In five weeks we explored the themes of connecting, nurturing, resolving, celebrating and managing work relationships, in order to envision the future of the product. We learned of the pivotal role managers play in connecting to leadership, and how lower-level employees yearn for autonomy and are disconnected with the leadership’s “North star”.
Our lead concept was the idea of having a framework which increases the utility of the functionality of the current product product and allows for wide range of potential additions to be combined in a data-led-campaign platform. It would be imperative that it drove weekly use, and allow HR leaders to deliver the impact at scale and for data to provide tangible insight.

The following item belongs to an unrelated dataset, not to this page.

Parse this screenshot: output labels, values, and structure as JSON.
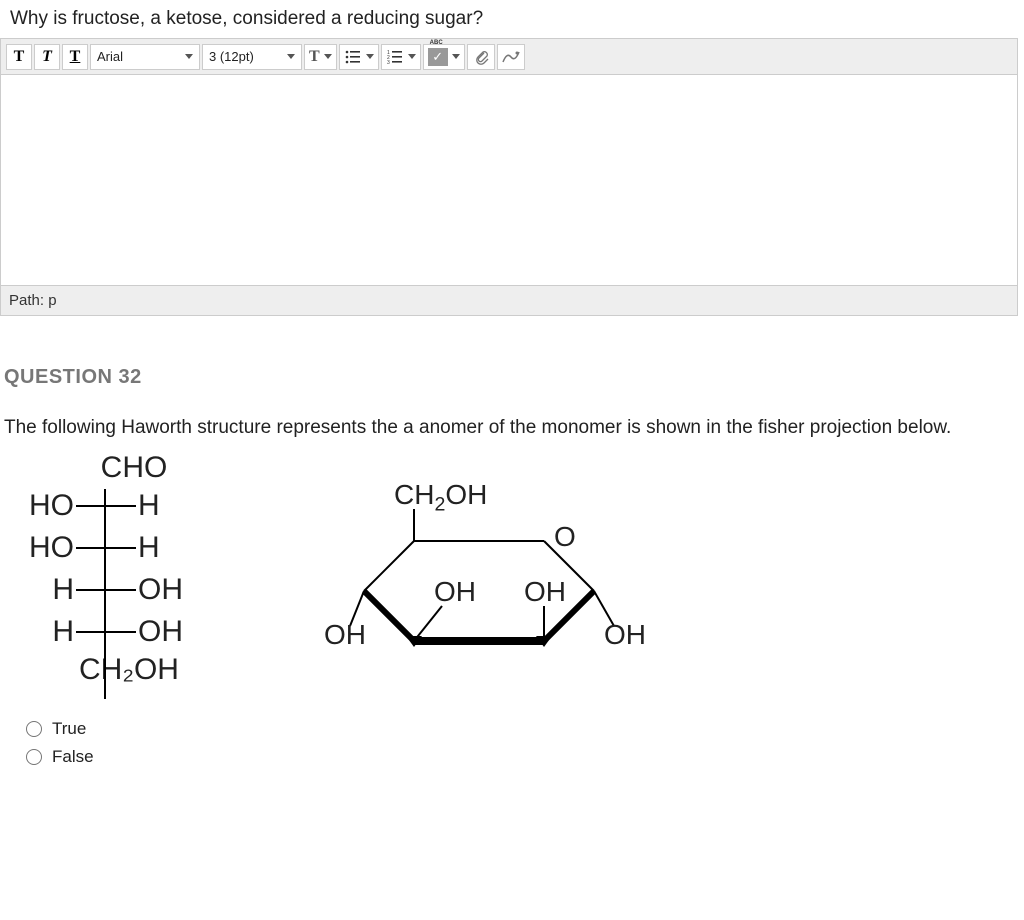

We learned more about how the product could be considered part of a cultural transformation initiative, and in many cases would be.
To build a meaningful relationship with work by:
1. Redesigning how teams and people connect
2. Allowing people to own and contribute actively in their company culture
3. Empowering organisations to make data driven decisions
The biggest challenge with any form of research is recruitment, and this was true here. Although the time frame was short, I would have made an even more considerable effort to get recruitment right so that we could have continued to iterate upon our concepts.
While we also made a significant effort to involve the internal team, I would prioritise this more in the future, particularly at the leadership level to advance the strategic conversations more quickly.
We generated a good number of viable concepts which were prioritised into our frameworks, but I wish I had pushed the articulation and the product strategy a bit further. Ultimately this work would take place in the following months.